Iraj H., an Iranian-Jewish businessman who lives in Los Angeles but declined to give his real name for fear his family members in Iran could be harmed, said that during the 1980s and ’90s, Iranian authorities arrested a small number of refugees fleeing Iran. Most were released soon after their arrest and returned to their homes, although, he said, sometimes the authorities robbed the escapees of their valuables.

Perhaps the most publicized story concerning the kidnapped Iranian Jews has come from Elana Tehrani, mother of Babak Tehrani, one of the missing Jews. She now lives in Los Angeles and spoke to the Journal in 2007 in an exclusive interview. 

Tehrani said that on June 8, 1994, Babak, then 17, and his friend Shaheen Nikkhoo, then 20, secretly left Tehran to escape the country. Leaving Iran was illegal and risky for the pair, both of whom were at the age of military conscription. The two Jewish youths had planned to cross into Pakistan, then head to Austria, and finally to the United States. They and their smuggler, Atta Mohammed Rigi, arrived in the southeastern city of Zahedan, near Iran’s southeastern border with Pakistan. Witnesses said they saw the two Jews being arrested by non-uniformed secret police, Tehrani said.

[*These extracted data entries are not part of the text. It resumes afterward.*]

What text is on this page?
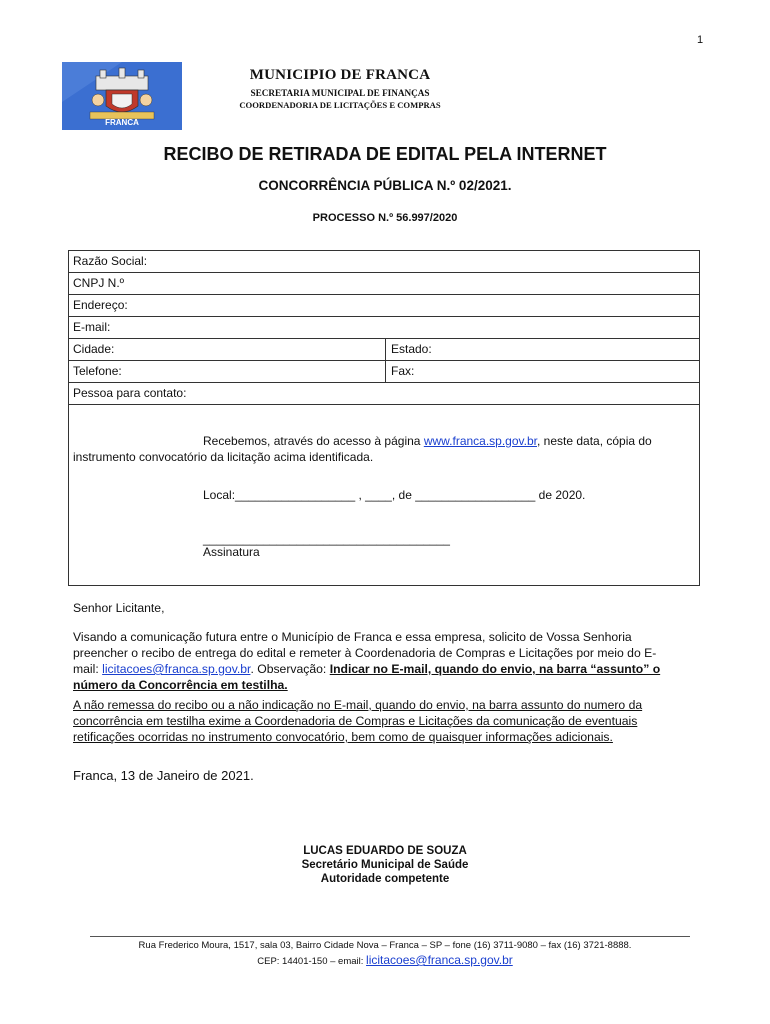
1
FRANCA
MUNICIPIO DE FRANCA
SECRETARIA MUNICIPAL DE FINANÇAS
COORDENADORIA DE LICITAÇÕES E COMPRAS
RECIBO DE RETIRADA DE EDITAL PELA INTERNET
CONCORRÊNCIA PÚBLICA N.º 02/2021.
PROCESSO N.º 56.997/2020
Razão Social:
CNPJ N.º
Endereço:
E-mail:
Cidade:	Estado:
Telefone:	Fax:
Pessoa para contato:
Recebemos, através do acesso à página www.franca.sp.gov.br, neste data, cópia do
instrumento convocatório da licitação acima identificada.
Local:__________________ , ____, de __________________ de 2020.
_____________________________________
Assinatura
Senhor Licitante,
Visando a comunicação futura entre o Município de Franca e essa empresa, solicito de Vossa Senhoria
preencher o recibo de entrega do edital e remeter à Coordenadoria de Compras e Licitações por meio do E-
mail: licitacoes@franca.sp.gov.br. Observação: Indicar no E-mail, quando do envio, na barra “assunto” o
número da Concorrência em testilha.
A não remessa do recibo ou a não indicação no E-mail, quando do envio, na barra assunto do numero da
concorrência em testilha exime a Coordenadoria de Compras e Licitações da comunicação de eventuais
retificações ocorridas no instrumento convocatório, bem como de quaisquer informações adicionais.
Franca, 13 de Janeiro de 2021.
LUCAS EDUARDO DE SOUZA
Secretário Municipal de Saúde
Autoridade competente
Rua Frederico Moura, 1517, sala 03, Bairro Cidade Nova – Franca – SP – fone (16) 3711-9080 – fax (16) 3721-8888.
CEP: 14401-150 – email: licitacoes@franca.sp.gov.br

“I was in Austria at that time, waiting for Babak to call me. Instead, the smugglers’ relatives called and said that Babak, Shaheen and the smugglers had been arrested and they would help get them released,” Tehrani told the Journal in 2007. “When days turned to weeks and we heard nothing about the boys, we were very upset and turned to the Iranian-Jewish community here in L.A. for help.”

Nikbakht said the Tehranis and other Los Angeles-based family members of the missing Iranian Jews will not speak to the press and are unconvinced by the recent reports from Israel.

“At this time, lacking sufficient facts, those family members in the United States who have been informed about the reports have refused to mourn or to hold any memorial events,” Nikbakht said. “Stuck in their continuing and cruel plight imposed upon them by the regime of Iran, they are determined to continue their lonely search for their missing loved ones.”

The majority of L.A.’s Iranian-Jewish leadership will not comment out of caution about making any statements related to the Iranian regime. They fear that any criticism might spur the regime to seek retribution on the fewer than 10,000 Jews still living in Iran.

One exception is Nitsana Darshan-Leitner, an Israeli attorney for the victims’ families living in Israel. In 2006, Darshan-Leitner’s nonprofit legal center, Shurat HaDin, which is based in Israel, filed suit in a United States Federal Court in New York against former Iranian President Mohammad Khatami on behalf of the missing Jews’ families. The lawsuit, which is still ongoing, alleges that Khatami was personally aware of and involved with the incidents surrounding the kidnappings.

Representatives at the Iranian Mission to the United Nations did not return calls for comment.